Soap Opera Digest made the observation in 1987, "'Knots Landing' has never followed the traditional cliffhanger format. They prefer to treat the last show as (more or less) another segment in the continuing series. So, comparing 'Knots' to its counterparts is, as they say, like trying to choose between apples and oranges."
Irna Phillips maintained, "The essence of the drama is still conflict, of course - conflict within each person, conflict in the relationships between 2 people. But these relationships don't have to be sordid to be interesting." By 1978, David Jacobs recounted, "The network was nervous about serialization and wanted each show to be self-inclusive. 'Dallas' never worked as well with complete stories. The show was moved around on the schedule and didn't really take off until it settled down on Friday nights at 10:00."

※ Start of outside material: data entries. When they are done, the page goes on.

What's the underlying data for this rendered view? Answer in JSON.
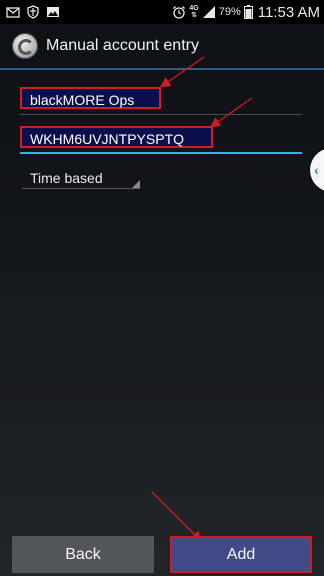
{
  "status_bar": {
    "network": "4G",
    "battery_percent": "79%",
    "time": "11:53 AM",
    "left_icons": [
      "mail-icon",
      "shield-icon",
      "image-icon"
    ],
    "right_icons": [
      "alarm-icon",
      "network-4g-icon",
      "signal-icon",
      "battery-icon"
    ]
  },
  "action_bar": {
    "title": "Manual account entry",
    "icon": "authenticator-app-icon"
  },
  "form": {
    "account_name": {
      "value": "blackMORE Ops",
      "highlighted": true
    },
    "secret_key": {
      "value": "WKHM6UVJNTPYSPTQ",
      "highlighted": true,
      "focused": true
    },
    "key_type": {
      "selected": "Time based"
    }
  },
  "side_tab": {
    "icon": "chevron-left-icon",
    "glyph": "‹"
  },
  "buttons": {
    "back_label": "Back",
    "add_label": "Add"
  },
  "colors": {
    "focus_underline": "#33b5e5",
    "highlight_border": "#d01c24",
    "highlight_fill": "#0d0f4a",
    "add_button": "#3f4a86",
    "back_button": "#525559"
  }
}
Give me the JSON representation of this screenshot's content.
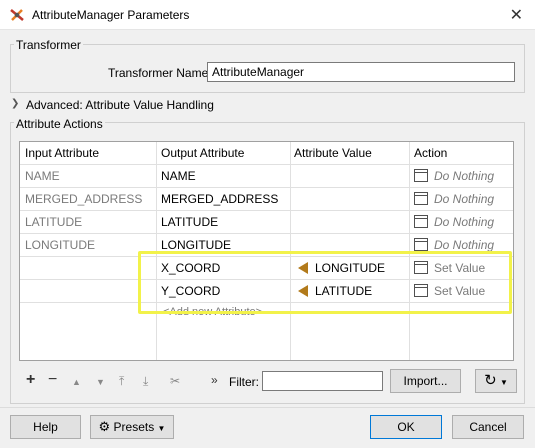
{
  "window": {
    "title": "AttributeManager Parameters"
  },
  "transformer": {
    "group_label": "Transformer",
    "name_label": "Transformer Name:",
    "name_value": "AttributeManager"
  },
  "advanced": {
    "label": "Advanced: Attribute Value Handling"
  },
  "actions": {
    "group_label": "Attribute Actions",
    "columns": [
      "Input Attribute",
      "Output Attribute",
      "Attribute Value",
      "Action"
    ],
    "rows": [
      {
        "input": "NAME",
        "output": "NAME",
        "value": "",
        "action": "Do Nothing"
      },
      {
        "input": "MERGED_ADDRESS",
        "output": "MERGED_ADDRESS",
        "value": "",
        "action": "Do Nothing"
      },
      {
        "input": "LATITUDE",
        "output": "LATITUDE",
        "value": "",
        "action": "Do Nothing"
      },
      {
        "input": "LONGITUDE",
        "output": "LONGITUDE",
        "value": "",
        "action": "Do Nothing"
      },
      {
        "input": "",
        "output": "X_COORD",
        "value": "LONGITUDE",
        "action": "Set Value"
      },
      {
        "input": "",
        "output": "Y_COORD",
        "value": "LATITUDE",
        "action": "Set Value"
      }
    ],
    "add_new": "<Add new Attribute>"
  },
  "toolbar": {
    "add": "+",
    "remove": "−",
    "up": "▲",
    "down": "▼",
    "top": "⤒",
    "bottom": "⤓",
    "cut": "✂",
    "more": "»",
    "filter_label": "Filter:",
    "filter_value": "",
    "import_label": "Import...",
    "refresh_label": "↻"
  },
  "footer": {
    "help": "Help",
    "presets": "Presets",
    "ok": "OK",
    "cancel": "Cancel"
  },
  "colors": {
    "highlight": "#f2f24a",
    "arrow": "#b27a1a",
    "ok_border": "#0078d7"
  }
}
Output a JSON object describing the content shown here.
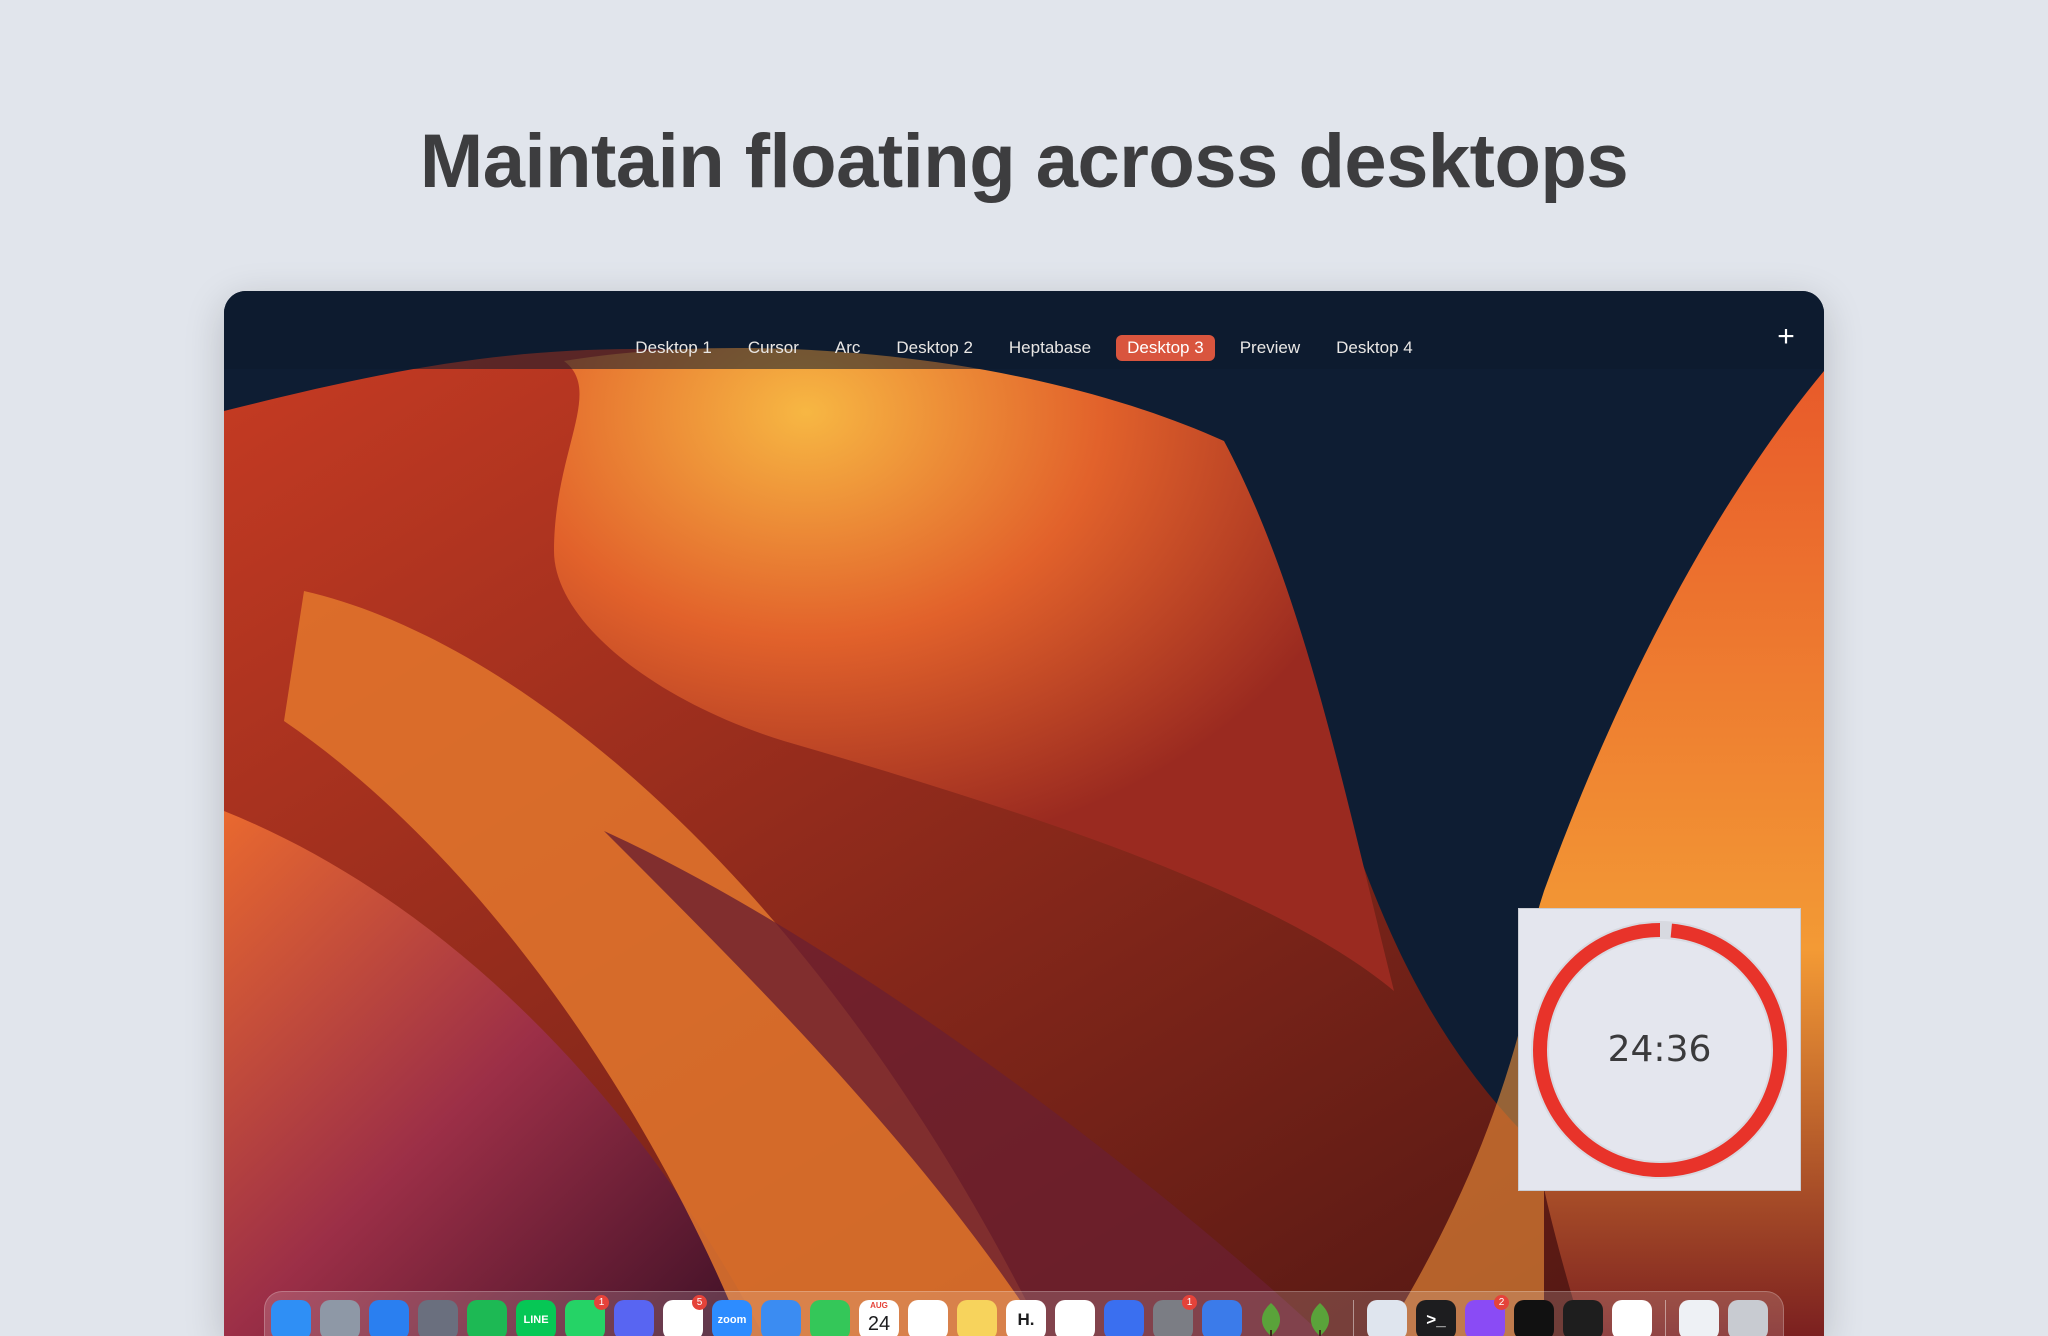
{
  "headline": "Maintain floating across desktops",
  "spaces_bar": {
    "tabs": [
      {
        "label": "Desktop 1",
        "active": false
      },
      {
        "label": "Cursor",
        "active": false
      },
      {
        "label": "Arc",
        "active": false
      },
      {
        "label": "Desktop 2",
        "active": false
      },
      {
        "label": "Heptabase",
        "active": false
      },
      {
        "label": "Desktop 3",
        "active": true
      },
      {
        "label": "Preview",
        "active": false
      },
      {
        "label": "Desktop 4",
        "active": false
      }
    ],
    "add_icon": "plus-icon",
    "add_label": "+"
  },
  "timer": {
    "time": "24:36",
    "ring_color": "#e8332a",
    "remaining_fraction": 0.985
  },
  "dock": {
    "apps": [
      {
        "name": "finder",
        "icon": "finder-icon",
        "color": "#2f8ff5",
        "glyph": "",
        "running": true
      },
      {
        "name": "launchpad",
        "icon": "launchpad-icon",
        "color": "#8e98a6",
        "glyph": "",
        "running": false
      },
      {
        "name": "safari",
        "icon": "safari-icon",
        "color": "#2a7ff0",
        "glyph": "",
        "running": true
      },
      {
        "name": "pixelmator",
        "icon": "pixelmator-icon",
        "color": "#6a6f7e",
        "glyph": "",
        "running": true
      },
      {
        "name": "spotify",
        "icon": "spotify-icon",
        "color": "#1db954",
        "glyph": "",
        "running": true
      },
      {
        "name": "line",
        "icon": "line-icon",
        "color": "#06c755",
        "glyph": "LINE",
        "running": true
      },
      {
        "name": "whatsapp",
        "icon": "whatsapp-icon",
        "color": "#25d366",
        "glyph": "",
        "running": true,
        "badge": "1"
      },
      {
        "name": "discord",
        "icon": "discord-icon",
        "color": "#5865f2",
        "glyph": "",
        "running": true
      },
      {
        "name": "slack",
        "icon": "slack-icon",
        "color": "#ffffff",
        "glyph": "",
        "running": true,
        "badge": "5"
      },
      {
        "name": "zoom",
        "icon": "zoom-icon",
        "color": "#2d8cff",
        "glyph": "zoom",
        "running": false
      },
      {
        "name": "mail",
        "icon": "mail-icon",
        "color": "#3b8cf2",
        "glyph": "",
        "running": false
      },
      {
        "name": "facetime",
        "icon": "facetime-icon",
        "color": "#34c759",
        "glyph": "",
        "running": false
      },
      {
        "name": "calendar",
        "icon": "calendar-icon",
        "color": "#ffffff",
        "glyph": "24",
        "month": "AUG",
        "running": false
      },
      {
        "name": "reminders",
        "icon": "reminders-icon",
        "color": "#ffffff",
        "glyph": "",
        "running": false
      },
      {
        "name": "notes",
        "icon": "notes-icon",
        "color": "#f7d35c",
        "glyph": "",
        "running": true
      },
      {
        "name": "heptabase",
        "icon": "heptabase-icon",
        "color": "#ffffff",
        "glyph": "H.",
        "running": true
      },
      {
        "name": "freeform",
        "icon": "freeform-icon",
        "color": "#ffffff",
        "glyph": "",
        "running": false
      },
      {
        "name": "arc",
        "icon": "arc-icon",
        "color": "#3a6ff0",
        "glyph": "",
        "running": true
      },
      {
        "name": "system-settings",
        "icon": "settings-icon",
        "color": "#7b7d84",
        "glyph": "",
        "running": false,
        "badge": "1"
      },
      {
        "name": "cat-app",
        "icon": "cat-icon",
        "color": "#3b7bea",
        "glyph": "",
        "running": false
      },
      {
        "name": "tree-app-1",
        "icon": "tree-icon",
        "color": "transparent",
        "glyph": "",
        "running": false
      },
      {
        "name": "tree-app-2",
        "icon": "tree-icon",
        "color": "transparent",
        "glyph": "",
        "running": false
      },
      {
        "name": "separator-1",
        "separator": true
      },
      {
        "name": "preview",
        "icon": "preview-icon",
        "color": "#dfe5ee",
        "glyph": "",
        "running": true
      },
      {
        "name": "terminal",
        "icon": "terminal-icon",
        "color": "#1d1d1f",
        "glyph": ">_",
        "running": true
      },
      {
        "name": "messenger",
        "icon": "messenger-icon",
        "color": "#8a4bf5",
        "glyph": "",
        "running": true,
        "badge": "2"
      },
      {
        "name": "cursor",
        "icon": "cursor-icon",
        "color": "#111111",
        "glyph": "",
        "running": true
      },
      {
        "name": "figma",
        "icon": "figma-icon",
        "color": "#1e1e1e",
        "glyph": "",
        "running": true
      },
      {
        "name": "chrome",
        "icon": "chrome-icon",
        "color": "#ffffff",
        "glyph": "",
        "running": true
      },
      {
        "name": "separator-2",
        "separator": true
      },
      {
        "name": "downloads",
        "icon": "downloads-icon",
        "color": "#eef1f5",
        "glyph": "",
        "running": false
      },
      {
        "name": "trash",
        "icon": "trash-icon",
        "color": "#c8cbd1",
        "glyph": "",
        "running": false
      }
    ]
  }
}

Michael Filerman believed, "The audience is interested in character relationships. What goes on between people and among people, and not knowing how it's going to end or how it's going to grow. People on serialized dramas change, their attitudes change, their characters change, their relationships change..." David made the point, "The one thing network television can offer is a continuing drama and an involvement with characters who change. You can't go back to shows where the characters never changed or learned anything."